Yusuf’un bu güzel aşkı başlamadan çok önceleri, acılı yılları vardır. Gerçi acılar her insanın yaşamının birer parçası olmuştur, zaman zaman. Yusuf’un başından geçen öyle sıradan bir olay değildir. Çok küçük yaşta anası-babası öldürülmüş, o tek başına kalmıştır. Bu güçlüklere göğüs germesini bilmiştir. Hatta, eşkıyalar anasını-babasını öldürdükten sonra soğukkanlı davranmış, küçük parmağı boğuşmada kopmuş olmasına karşılık, bir gün süreyle gıkını çıkarmadan elleri kan içinde öylece beklemiştir. Şehirden gelen kaymakamla (Salâhattin Bey) konuşması çok ilginçtir ve herkesi hayretlere düşürür. Verdiği yanıtlardaki soğukkanlılık, böyle bir olayı, felaketi çok kısa bir süre önce yaşamış olmasına karşın, onun iradesidir.
“Bunları söylerken tavrında bir kalenderlikten ziyade bir irade, birçok büyük ve düşünceli adamları gıptaya sevkedecek bir irade görünüyordu. Çaresiz bir şey için, hem de bu kadar şehirlinin karşısında teessür göstermek her halde izzetinefsine dokunuyordu.”
Bu betimleme onun daha küçük yaşlarda kişiliğinin oluştuğunu ve kişiliğinin ne denli dayanıklı olduğunu gösterir. Günümüzün büyük insanları bu kadar dayanıklı değilken, o küçücük çocuk, 1903’te Nazilli’nin dağ köyü Kuyucak’ta bu durum karşısında gözyaşı dökmez.
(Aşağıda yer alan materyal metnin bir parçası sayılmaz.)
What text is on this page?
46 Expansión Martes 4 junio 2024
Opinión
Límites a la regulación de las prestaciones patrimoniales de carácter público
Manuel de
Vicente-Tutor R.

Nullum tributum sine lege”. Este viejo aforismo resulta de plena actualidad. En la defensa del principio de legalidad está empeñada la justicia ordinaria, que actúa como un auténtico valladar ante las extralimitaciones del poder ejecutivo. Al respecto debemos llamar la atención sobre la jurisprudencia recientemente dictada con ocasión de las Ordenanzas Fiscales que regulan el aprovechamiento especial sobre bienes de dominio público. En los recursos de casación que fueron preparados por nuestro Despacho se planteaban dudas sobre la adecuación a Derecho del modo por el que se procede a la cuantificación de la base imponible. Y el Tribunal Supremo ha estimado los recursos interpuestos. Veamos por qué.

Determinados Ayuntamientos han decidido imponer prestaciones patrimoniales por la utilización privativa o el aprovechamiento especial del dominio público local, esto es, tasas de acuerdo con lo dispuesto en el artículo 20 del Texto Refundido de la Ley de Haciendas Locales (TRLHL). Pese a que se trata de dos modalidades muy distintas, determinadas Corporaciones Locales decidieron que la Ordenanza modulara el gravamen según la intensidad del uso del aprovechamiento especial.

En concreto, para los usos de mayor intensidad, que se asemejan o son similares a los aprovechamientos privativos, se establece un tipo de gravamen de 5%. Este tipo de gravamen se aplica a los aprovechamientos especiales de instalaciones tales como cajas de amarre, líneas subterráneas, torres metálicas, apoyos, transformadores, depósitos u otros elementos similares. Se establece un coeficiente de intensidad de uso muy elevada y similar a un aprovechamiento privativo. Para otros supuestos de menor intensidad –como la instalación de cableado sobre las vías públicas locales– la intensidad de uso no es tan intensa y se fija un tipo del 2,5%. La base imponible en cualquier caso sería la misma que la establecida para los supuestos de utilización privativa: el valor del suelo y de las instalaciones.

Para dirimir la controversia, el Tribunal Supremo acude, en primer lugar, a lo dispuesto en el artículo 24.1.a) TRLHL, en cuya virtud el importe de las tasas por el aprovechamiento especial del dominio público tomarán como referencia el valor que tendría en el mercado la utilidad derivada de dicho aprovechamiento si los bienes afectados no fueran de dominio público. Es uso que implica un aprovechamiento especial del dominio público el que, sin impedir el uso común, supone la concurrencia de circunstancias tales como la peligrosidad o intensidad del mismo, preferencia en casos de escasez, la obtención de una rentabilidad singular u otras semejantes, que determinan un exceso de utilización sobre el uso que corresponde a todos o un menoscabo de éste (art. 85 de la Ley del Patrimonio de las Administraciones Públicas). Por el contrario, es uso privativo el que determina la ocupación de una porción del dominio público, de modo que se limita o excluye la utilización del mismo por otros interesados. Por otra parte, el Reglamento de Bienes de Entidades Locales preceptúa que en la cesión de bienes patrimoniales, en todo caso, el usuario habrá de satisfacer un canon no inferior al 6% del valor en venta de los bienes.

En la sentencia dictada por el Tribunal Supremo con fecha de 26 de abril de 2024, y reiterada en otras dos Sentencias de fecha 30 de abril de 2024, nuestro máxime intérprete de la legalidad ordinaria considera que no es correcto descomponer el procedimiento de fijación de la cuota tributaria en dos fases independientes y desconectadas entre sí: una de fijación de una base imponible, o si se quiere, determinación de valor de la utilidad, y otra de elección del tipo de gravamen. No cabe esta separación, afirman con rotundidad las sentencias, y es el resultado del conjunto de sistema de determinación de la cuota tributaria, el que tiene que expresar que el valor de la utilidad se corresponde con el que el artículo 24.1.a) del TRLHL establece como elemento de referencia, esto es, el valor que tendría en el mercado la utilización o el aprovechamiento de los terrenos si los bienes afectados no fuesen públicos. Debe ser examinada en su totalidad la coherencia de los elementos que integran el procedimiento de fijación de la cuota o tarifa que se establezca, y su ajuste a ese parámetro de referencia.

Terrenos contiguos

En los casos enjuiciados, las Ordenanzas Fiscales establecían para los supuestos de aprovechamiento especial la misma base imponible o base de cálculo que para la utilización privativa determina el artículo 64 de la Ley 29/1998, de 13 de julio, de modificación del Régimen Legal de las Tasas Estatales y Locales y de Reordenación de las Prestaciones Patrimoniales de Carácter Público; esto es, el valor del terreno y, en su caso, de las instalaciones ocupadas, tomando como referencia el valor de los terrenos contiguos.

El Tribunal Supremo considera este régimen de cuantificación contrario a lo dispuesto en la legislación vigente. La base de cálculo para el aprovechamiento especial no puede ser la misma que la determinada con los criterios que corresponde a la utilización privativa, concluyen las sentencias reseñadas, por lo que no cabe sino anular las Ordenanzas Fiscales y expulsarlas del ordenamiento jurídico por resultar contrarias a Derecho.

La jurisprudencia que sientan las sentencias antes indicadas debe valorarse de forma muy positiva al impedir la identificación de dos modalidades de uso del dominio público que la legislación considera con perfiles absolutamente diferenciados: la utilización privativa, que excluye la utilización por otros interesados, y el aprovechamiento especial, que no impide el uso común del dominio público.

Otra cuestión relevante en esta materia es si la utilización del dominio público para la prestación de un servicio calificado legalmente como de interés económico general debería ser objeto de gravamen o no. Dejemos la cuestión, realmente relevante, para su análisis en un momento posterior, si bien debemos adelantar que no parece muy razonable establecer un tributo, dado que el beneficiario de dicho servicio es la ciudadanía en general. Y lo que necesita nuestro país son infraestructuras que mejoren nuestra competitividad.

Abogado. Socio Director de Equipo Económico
Kaymakam Salâhattin Bey, Yusuf’u alıp evine getirir. Evde küçük Muazzez vardır; anası, dırdırcı ve hiç yetinmesini bilmeyen evin hanımı Şahinde Hanım vardır. Çevreye alışamayan Yusuf bu dırdırın bitmediği evde büyür. Babalığı Salâhattin Bey ona yakınlık gösterir. Şahinde ise hiçbir duygusal yakınlaşmada bulunmaz; o ancak, küçük Muazzez’i bırakıp gezmesini bilir. Böyle bir ortamda büyüyen Yusuf ile Muazzez’in arasında bir yakınlaşmadır başlar:
Neden sevmişti Muazzez’i, bu sevgi, bu gizli aşk onun başına işler açacaktı, belalara sokacaktı onu. (Unutulmaması gereken şu, onun başına işler açan aşk doğrudan bir neden değildi. Dolaylı olandı. Asıl neden çevresinin kötülükleriydi.) Belki bu yüzden sevgisini bir süre sakladı. Onunki bir öngörü müydü? Yoksa sınıfsal farkın (sezgisel de olsa) bilincine varmış ve işin yürümeyeceğine mi inanmıştı? Belki de bunların hiçbiri. Oysaki ilk açılan Muazzez olmuştu. Onlar, birbirlerini ilk gördükleri gün sevmişlerdi. Tabii ki bu sevgi, o yaşlardaki çocuğa özgü yakınlaşma, ağabey/kardeş sevgisiydi. Bu durum zamanla birlikte kaçabilecek kadar onları (daha doğrusu Yusuf’u) yüreklendiren bir sevgiye, aşk’a dönüşüyordu. Ama neden Yusuf, göz göre göre bu sevdiği küçük kızı Ali’ye veriyordu? Gerçi bu evlilik kızın Edremit eşrafı Hilmi Bey’in oğlu serseri/kopuk Şakir ile evlenmesini engelleyecek; kızlarını almak için oyuna getirdikleri Salâhattin Bey’i (Ali’den borç para alarak) düştüğü kötü durumdan kurtaracaktı. Doğru yaptığına, içinde bulundukları sorunu ancak böyle çözeceklerine inanıyordu; başka bir çözüm yolu yok gibiydi Yusuf için. Başka türlü Şakir ile Muazzez’in evlenmesini nasıl engellerdi? (Şakir kopuğun tekiydi. İyi bir insan değildi. Bu evliliği Yusuf’un istememesi kıskançlığından değil, Muazzez’in mutsuz olacağından, yani nesnel bakış açısındandı. Kıskansaydı Ali’yi hiç devreye sokmazdı.) Ama sezgiyle ulaşıyordu bu sonuca. Bilgili değildi, akıllıydı. Dürüst, namuslu biriydi. Bu akılcı davranışı onda küçükten beri var olan bir özgüllüktü.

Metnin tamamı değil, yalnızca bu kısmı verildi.